Variegated foliage may be the bread and butter of some gardens, but for some horticulturalists it seems sickly and spoiled. Mark Griffiths explains why even the most proper of gardens need variegation.
When I was an undergraduate, I spent my free time working as a horticulturist at Oxford University’s Plant Sciences Department. My duties included the upkeep of a remarkable garden created by someone whom I, as did others with a vocation for plants, soon came to regard as a mentor: Ken Burras, the grand master of British horticulture, who, inspiring and encyclopaedic as ever, turned 90 last month.

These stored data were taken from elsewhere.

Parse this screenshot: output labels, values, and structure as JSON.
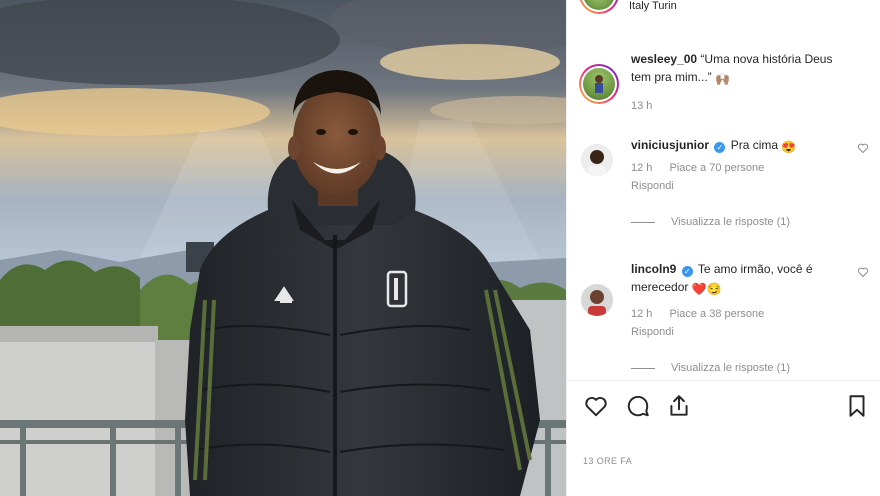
{
  "location": {
    "text": "Italy Turin"
  },
  "caption": {
    "username": "wesleey_00",
    "text_line1": "“Uma nova história Deus",
    "text_line2": "tem pra mim...”",
    "emoji": "🙌🏽",
    "time": "13 h"
  },
  "comments": [
    {
      "username": "viniciusjunior",
      "verified": true,
      "text": "Pra cima",
      "emoji": "😍",
      "time": "12 h",
      "likes": "Piace a 70 persone",
      "reply": "Rispondi",
      "view_replies": "Visualizza le risposte (1)"
    },
    {
      "username": "lincoln9",
      "verified": true,
      "text_line1": "Te amo irmão, você é",
      "text_line2": "merecedor",
      "emoji": "❤️😏",
      "time": "12 h",
      "likes": "Piace a 38 persone",
      "reply": "Rispondi",
      "view_replies": "Visualizza le risposte (1)"
    }
  ],
  "post_time": "13 ORE FA",
  "colors": {
    "accent_verified": "#3897f0",
    "meta_gray": "#8e8e8e",
    "heart_red": "#ed4956"
  },
  "icons": [
    "heart-icon",
    "comment-icon",
    "share-icon",
    "bookmark-icon"
  ]
}
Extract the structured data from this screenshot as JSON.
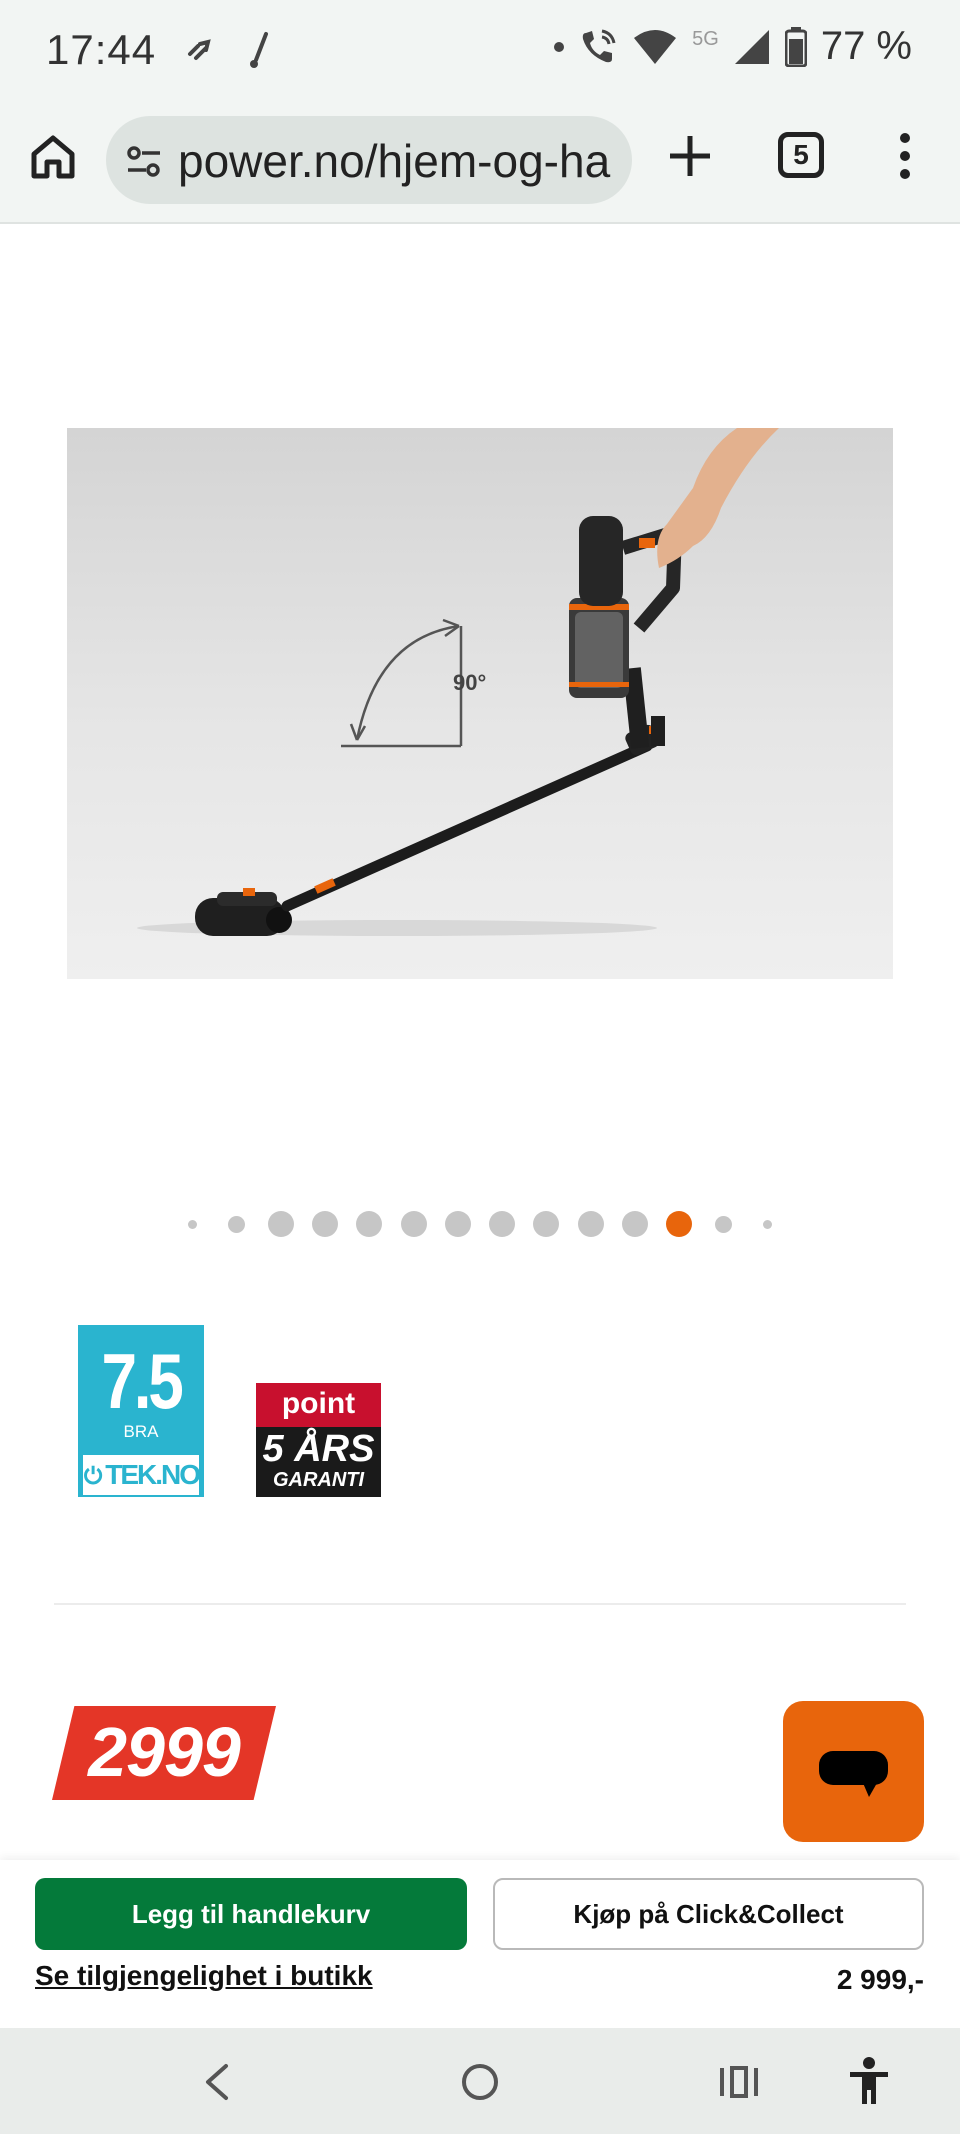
{
  "status_bar": {
    "time": "17:44",
    "network": "5G",
    "battery": "77 %"
  },
  "browser": {
    "url": "power.no/hjem-og-ha",
    "tab_count": "5"
  },
  "product": {
    "image_angle_label": "90°"
  },
  "carousel": {
    "total_dots": 14,
    "active_index": 11
  },
  "badges": {
    "tek": {
      "score": "7.5",
      "grade": "BRA",
      "brand": "TEK.NO"
    },
    "point": {
      "brand": "point",
      "years": "5 ÅRS",
      "label": "GARANTI"
    }
  },
  "price": {
    "tag": "2999",
    "bar_price": "2 999,-"
  },
  "purchase": {
    "add_to_cart": "Legg til handlekurv",
    "click_collect": "Kjøp på Click&Collect",
    "store_availability": "Se tilgjengelighet i butikk"
  },
  "colors": {
    "accent_orange": "#e8650c",
    "cart_green": "#047a3a",
    "price_red": "#e43627",
    "tek_blue": "#2ab4cf"
  }
}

From the annuals I bedded out in summer to its spring bulbs, perennials, grasses, climbers, shrubs and trees, almost everything in this garden had variegated foliage. It was designed as a living lecture theatre in which the different kinds of variegation – genetic, chimerical, viral and so on – illustrated aspects of mutation and inheritance.
‘The rest of the world may divide over Marmite, but it’s variegation that polarises gardeners’
Having been conceived and made by Mr Burras, it was also a place of uncanny beauty, this third of an acre where each leaf was marbled or had received the Midas touch, especially at dusk and on gloomy days when it seemed phosphorescent or moonlit.
Back when I was tending this garden, I enthused about it to a celebrated arbiter of horticultural fashion. ‘You poor lamb,’ he whinnied, ‘I can’t abide variegation. It looks like sickness to me, or as if some huge dog had cocked its leg. Ugh.’
The rest of the world may divide over Marmite, but it’s variegation that polarises gardeners. The antis can be startlingly frank in condemning it. After deploying a few pied plants around his garden, one friend stopped opening its gates to the public: ‘I couldn’t stand all the sneering from people who thought I’d ruined everything.’
Variegated foliage, these critics tell us, not only looks sick, but is freakish, unnatural. But Mr Burras, world expert in its science and culture, observes that it results from processes that are natural, if not necessarily normal, and the selection, propagation and appreciation of variegated cultivars can embody the art of horticulture at its most discerning. This was the case in Renaissance England, when we began to treasure ‘painted’ plants, such as the sage Salvia officinalis Tricolor and the grass Phalaris arundinacea Picta. So it remains today.
Mr Burras also points out that some variegated cultivars confound the naysayers. One such is the dogwood Cornus controversa Variegata, a specimen of which he planted in sight of his office during his years as superintendent of the Oxford Botanic Garden.
‘Had Redouté designed wallpaper, it would have looked like this 
‘Nobody with an eye for beauty,’ he says, ‘could dislike it’, and he’s right: this elite tree, with bridal foliage in a pyramid of tiers, is, by universal assent, in impeccable taste.
Golden-leaved cultivars, of mock orange, valerian, wood millet, fever few and so on, similarly enjoy a following among antis, although these, too, are examples of a kind of variegation.
Even I don’t always welcome variegation. It seems a gimmick, distraction and clash in plants such as rhododendrons, camellias and Peruvian lilies, where the flowers are the attraction and need no fancy foil. And yet it can strike heavenly harmonies with some blooms – for example, in Iris pallida Argentea Variegata, where limpid lavender butterflies hover over pristine-striped swords in a vision of cool elegance, or my favourite plant in my mother’s garden.
‘White gardens need foliage, as well as flowers’
A shrub that she’s grown for many years now, Rosa Verschuren has double pale-pink flowers on a foliar frieze of pea green, grey, cream, and blushing white. Had Redouté designed wallpaper, it would have looked like this rose.
One category in which variegation works pure alchemy is the utterly humdrum. A herb garden is a dull thing without tricolor sage, aureate marjoram, cream- splashed oregano and hoar-trimmed thyme. More remarkable still is mutation’s metamorphosing of ground elder into Aegopodium podagraria Variegatum, a smart, stoical and surprisingly well-behaved groundcover that I’ve used solo and in all-white plantings with other variegated cultivars – perennials such as Polygonatum x hybridum Striatum and shrubs such as Pittosporum tenuifolium Silver Queen. White gardens need foliage, as well as flowers.
It is now, in the winter garden, that variegation reigns supreme, in multifarious cultivars of conifer, holly, ivy, box, Osmanthus, Rhamnus alaternus, Fatsia japonica, Elaeagnus, Euonymus, bamboo, spurge, Pachysandra, Liriope, Iris japonica and I.foetidissima, woodrush and sedge. In painted evergreens such as these, Nature’s play combines with our art to produce silver and gold where all otherwise would be leaden.